Ci conferma che avete consigliato al governo di fermare gli sport amatoriali?

Non se ne è discusso. Questo è un argomento ancora in discussione, ma chiaramente si tratta di una di quelle attività nelle quali è molto difficile evitare il contatto, lo vediamo anche nel calcio professionistico. È uno di quei punti in cui bisogna fare un’attenta valutazione del rapporto costi/benefici, ma credo che la decisione verrà presa nelle prossime ore o nei prossimi giorni.

Avete un’altra riunione prima del DPCM?

Noi ci riuniamo anche oggi, sì.

Si parla del possibile divieto di sostare davanti ai locali. È una cosa ancora in discussione?

È una cosa che va al di fuori dei compiti del comitato tecnico scientifico, queste sono decisioni che verranno prese dal Ministero della Salute, dagli altri Ministri e dalla Presidenza del Consiglio dei Ministri. Non sono decisioni relative all’ambito tecnico-scientifico.

Avete dato delle indicazioni anche sui trasporti e la loro capienza?

No, sappiamo ed è molto chiaro che il trasporto pubblico, soprattutto quello locale, è un punto critico ed è uno dei motivi per cui anche la riapertura delle scuole è stata particolarmente attenta: mobilitare milioni di alunni significa anche mobilitare centinaia di migliaia di mezzi di trasporto pubblico locale.
Nella nostra organizzazione sociale il trasporto pubblico è essenziale per lo svolgimento di quasi tutte le attività. Personalmente credo che la cosa migliore sarebbe quella di minimizzare le possibilità di contatto. Ricordiamo che il rischio è consistente nel momento in cui il contatto è un contatto stretto, definito al di sotto di un metro e per un periodo superiore ai 15 minuti.

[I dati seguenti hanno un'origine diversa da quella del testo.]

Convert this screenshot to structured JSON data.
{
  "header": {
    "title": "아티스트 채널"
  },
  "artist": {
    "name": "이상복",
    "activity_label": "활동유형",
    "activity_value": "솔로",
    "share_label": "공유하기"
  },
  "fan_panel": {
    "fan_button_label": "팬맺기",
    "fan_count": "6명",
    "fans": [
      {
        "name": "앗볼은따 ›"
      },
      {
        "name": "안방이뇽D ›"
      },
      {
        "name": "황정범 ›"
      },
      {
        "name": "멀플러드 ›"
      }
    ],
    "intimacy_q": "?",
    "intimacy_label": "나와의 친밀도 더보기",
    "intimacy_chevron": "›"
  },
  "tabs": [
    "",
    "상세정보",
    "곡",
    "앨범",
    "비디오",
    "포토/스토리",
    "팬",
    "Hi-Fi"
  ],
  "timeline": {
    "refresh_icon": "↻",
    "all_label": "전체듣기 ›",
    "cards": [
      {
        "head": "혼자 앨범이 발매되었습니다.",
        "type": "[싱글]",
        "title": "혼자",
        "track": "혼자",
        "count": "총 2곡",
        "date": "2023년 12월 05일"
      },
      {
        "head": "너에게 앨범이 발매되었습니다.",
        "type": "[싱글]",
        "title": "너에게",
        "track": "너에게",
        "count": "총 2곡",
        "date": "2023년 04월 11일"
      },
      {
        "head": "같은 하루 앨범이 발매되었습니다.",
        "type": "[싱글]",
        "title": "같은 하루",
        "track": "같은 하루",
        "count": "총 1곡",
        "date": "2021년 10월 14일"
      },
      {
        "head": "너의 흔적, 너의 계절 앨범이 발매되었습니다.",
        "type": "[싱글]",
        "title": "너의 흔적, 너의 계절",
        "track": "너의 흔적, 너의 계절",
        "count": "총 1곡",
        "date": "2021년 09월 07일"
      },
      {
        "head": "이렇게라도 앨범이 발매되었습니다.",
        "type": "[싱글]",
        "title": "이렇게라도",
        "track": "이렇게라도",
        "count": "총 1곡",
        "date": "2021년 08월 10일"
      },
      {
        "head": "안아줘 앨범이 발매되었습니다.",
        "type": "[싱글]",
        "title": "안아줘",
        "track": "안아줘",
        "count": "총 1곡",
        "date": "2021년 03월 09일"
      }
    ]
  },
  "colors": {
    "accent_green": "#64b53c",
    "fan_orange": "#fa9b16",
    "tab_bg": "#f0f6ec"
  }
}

La paura è che si possa arrivare ad un lockdown. È una strada un po’ già scritta, secondo lei, o è probabile che dopo queste nuove misure si possa tornare, in base ai dati, ad una vita più normale?

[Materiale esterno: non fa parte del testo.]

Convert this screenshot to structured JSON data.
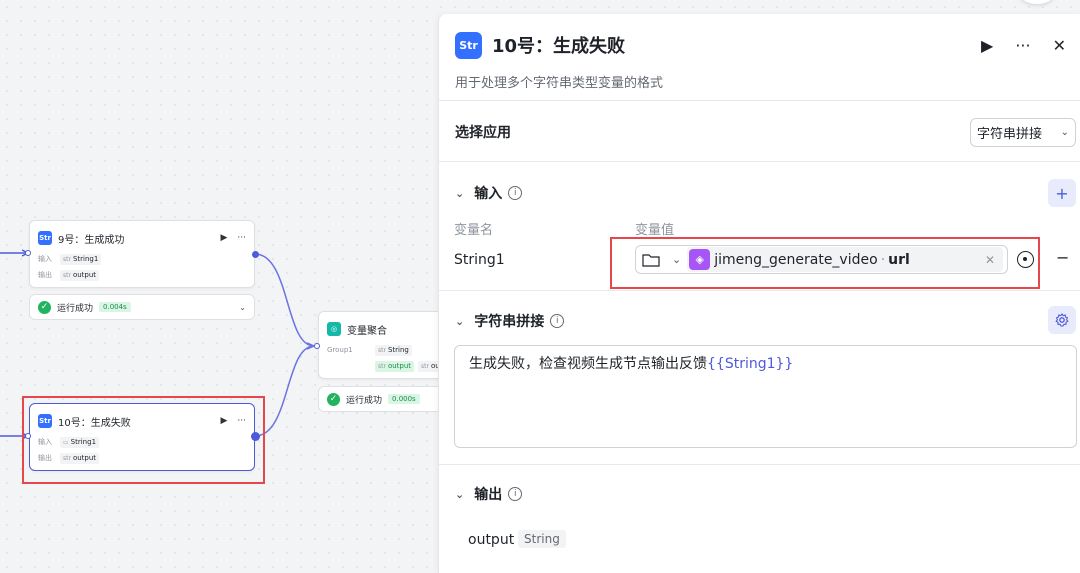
{
  "canvas": {
    "node9": {
      "title": "9号：生成成功",
      "input_label": "输入",
      "output_label": "输出",
      "input_type": "str",
      "input_var": "String1",
      "output_type": "str",
      "output_var": "output",
      "status": "运行成功",
      "time": "0.004s"
    },
    "node10": {
      "title": "10号：生成失败",
      "input_label": "输入",
      "output_label": "输出",
      "input_var": "String1",
      "output_type": "str",
      "output_var": "output"
    },
    "aggregate": {
      "title": "变量聚合",
      "group_label": "Group1",
      "group_type": "str",
      "group_var": "String",
      "output_var": "output",
      "output_type2": "str",
      "output_trunc": "ou",
      "status": "运行成功",
      "time": "0.000s"
    }
  },
  "panel": {
    "icon_text": "Str",
    "title": "10号：生成失败",
    "description": "用于处理多个字符串类型变量的格式",
    "app_select_label": "选择应用",
    "app_select_value": "字符串拼接",
    "input_section": "输入",
    "col_var_name": "变量名",
    "col_var_value": "变量值",
    "input_var_name": "String1",
    "ref_node": "jimeng_generate_video",
    "ref_sep": "·",
    "ref_field": "url",
    "concat_section": "字符串拼接",
    "template_text": "生成失败，检查视频生成节点输出反馈",
    "template_var": "{{String1}}",
    "output_section": "输出",
    "output_name": "output",
    "output_type": "String"
  },
  "colors": {
    "accent": "#4e5bd8",
    "success": "#22b35e",
    "highlight": "#e5474b",
    "node_icon": "#3370ff"
  }
}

Secondo me non è una strada già scritta. La fase in cui ci troviamo oggi è una fase abbastanza diversa da quella in cui ci trovavamo a marzo. Oggi abbiamo in atto dei presidi che non avevamo, dalle mascherine ad una diversa consapevolezza delle persone. In più abbiamo imparato qualcosa di questa malattia, sappiamo curare meglio i malati e abbiamo delle diagnostiche più precoci e più diffuse. Questo non vuol dire che non dobbiamo stare attenti, perché abbiamo di fronte la stagione invernale che porta con sé le infezioni respiratorie e mette più sotto pressione gli ospedali. Credo che dovremo mantenere uno stile di vita che non è lo stile di vita che avevamo due anni fa, ma uno stile di vita praticamente normale e con qualche rinuncia almeno per l’inverno. Sulla primavera sono speranzoso che ci possano essere buone notizie sul fronte di un vaccino.